Ibn Hazam salió como perro hambriento hacia las montañas, con las palabras del sabio retumbando en su cráneo. Llegó al punto más alejado que le permitieron sus piernas y, tal como le había dicho el sabio, escribió su nombre en una piedra y se sentó a esperar. Al principio su cuerpo se revelaba azotando sus sentidos, ora por hambre ora por frío, provocándole un dolor insoportable. Hasta que la mente dejó de hablarle. Por un tiempo el río fue su memoria, pues solo en él podía reconocerse aún como hombre al ver reflejada su imagen en el fondo. Hasta que dejó de reconocerse.

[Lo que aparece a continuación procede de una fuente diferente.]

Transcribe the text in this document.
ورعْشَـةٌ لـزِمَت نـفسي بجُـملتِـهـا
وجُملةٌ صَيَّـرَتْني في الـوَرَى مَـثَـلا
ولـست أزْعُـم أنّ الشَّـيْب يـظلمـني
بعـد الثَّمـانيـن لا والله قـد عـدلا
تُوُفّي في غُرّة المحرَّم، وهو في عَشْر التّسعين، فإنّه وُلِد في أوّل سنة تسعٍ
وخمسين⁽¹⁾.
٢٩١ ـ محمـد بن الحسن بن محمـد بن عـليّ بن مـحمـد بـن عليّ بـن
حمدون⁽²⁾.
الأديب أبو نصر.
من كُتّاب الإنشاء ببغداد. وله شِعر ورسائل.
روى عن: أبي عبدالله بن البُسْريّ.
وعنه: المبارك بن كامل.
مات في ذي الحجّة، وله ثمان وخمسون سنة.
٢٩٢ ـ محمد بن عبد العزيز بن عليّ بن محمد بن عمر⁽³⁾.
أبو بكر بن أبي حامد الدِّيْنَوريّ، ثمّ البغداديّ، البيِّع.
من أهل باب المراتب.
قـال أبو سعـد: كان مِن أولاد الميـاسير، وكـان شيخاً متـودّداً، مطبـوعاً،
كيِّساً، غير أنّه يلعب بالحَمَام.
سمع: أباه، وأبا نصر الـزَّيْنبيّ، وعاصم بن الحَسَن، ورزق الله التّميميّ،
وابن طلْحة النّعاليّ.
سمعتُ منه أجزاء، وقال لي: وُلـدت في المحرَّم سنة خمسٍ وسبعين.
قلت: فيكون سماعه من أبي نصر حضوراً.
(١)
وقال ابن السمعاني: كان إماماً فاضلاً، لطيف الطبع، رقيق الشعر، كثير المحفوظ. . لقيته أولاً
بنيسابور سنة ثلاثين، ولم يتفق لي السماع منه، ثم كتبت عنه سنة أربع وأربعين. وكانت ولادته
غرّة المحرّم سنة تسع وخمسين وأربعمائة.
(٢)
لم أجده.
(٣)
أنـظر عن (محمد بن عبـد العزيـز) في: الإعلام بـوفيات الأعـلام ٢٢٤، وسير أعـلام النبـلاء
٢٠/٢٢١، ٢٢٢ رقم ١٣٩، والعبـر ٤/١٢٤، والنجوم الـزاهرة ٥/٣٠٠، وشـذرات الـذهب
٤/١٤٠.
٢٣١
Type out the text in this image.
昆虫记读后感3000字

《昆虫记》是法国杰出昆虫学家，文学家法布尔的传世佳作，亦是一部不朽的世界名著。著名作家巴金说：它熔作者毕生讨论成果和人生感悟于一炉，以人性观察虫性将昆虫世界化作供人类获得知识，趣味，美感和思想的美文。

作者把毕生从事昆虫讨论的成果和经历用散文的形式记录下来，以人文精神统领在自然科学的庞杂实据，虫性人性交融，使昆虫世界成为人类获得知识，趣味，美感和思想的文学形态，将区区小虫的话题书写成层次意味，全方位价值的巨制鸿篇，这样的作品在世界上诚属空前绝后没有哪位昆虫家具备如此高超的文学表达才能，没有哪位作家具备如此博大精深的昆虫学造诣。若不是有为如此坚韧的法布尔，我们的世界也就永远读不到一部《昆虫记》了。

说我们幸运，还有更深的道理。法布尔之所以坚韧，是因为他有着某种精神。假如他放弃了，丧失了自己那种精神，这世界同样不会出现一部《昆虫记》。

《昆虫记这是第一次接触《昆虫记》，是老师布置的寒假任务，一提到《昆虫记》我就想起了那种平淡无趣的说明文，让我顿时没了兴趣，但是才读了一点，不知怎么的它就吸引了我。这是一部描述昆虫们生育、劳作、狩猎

Su contorno se estaba difuminando, como una acuarela bajo la lluvia. ¿Sería eso la nada? Entonces empezó a sentirse ligero, tanto que el viento lo movía a su antojo de aquí para allá, como mueve las hojas caídas de los árboles. Las raíces ya no le sujetaban a la tierra. Entonces estalló la tormenta que con su persistente lluvia borró las huellas que le indicaban el camino de regreso a casa. Y se hizo el silencio.
Pasó largo tiempo mientras el sabio se preguntaba qué habría sido de Ibn Hazam, pues desde que este emprendió su camino hacia las montañas no había tenido noticias de él. Hasta que una anciana mujer entró en su humilde morada. Su casa era frecuentada por todos aquellos que tenían preguntas y no hallaban sus respuestas, pues su sabiduría, decían, era infinita.  La mujer sostenía en sus brazos un manto en el que llevaba algo envuelto. Al acercarse, el sabio pudo contemplar la cara de un recién nacido.
        —Lo he encontrado en las montañas, a punto de morir –dijo la mujer-. Estaba agazapado a una piedra que tenía un nombre escrito.
         —¿Y qué es lo que tenía escrito? –preguntó el sabio.
        “Ibn Hazam”.
El sabio dibujó una sonrisa con sus labios, y continuó con unas palabras:
          ¡Ibn Hazam poeta! Solo el recién nacido es verdadero poeta, porque solo él dialoga con la nada, con lo que aún no es, y lo transforma en lo que es al nombrar las cosas por primera vez, renovando así para quien las escucha la esperanza y la fe en las palabras que un día perdieron su sentido.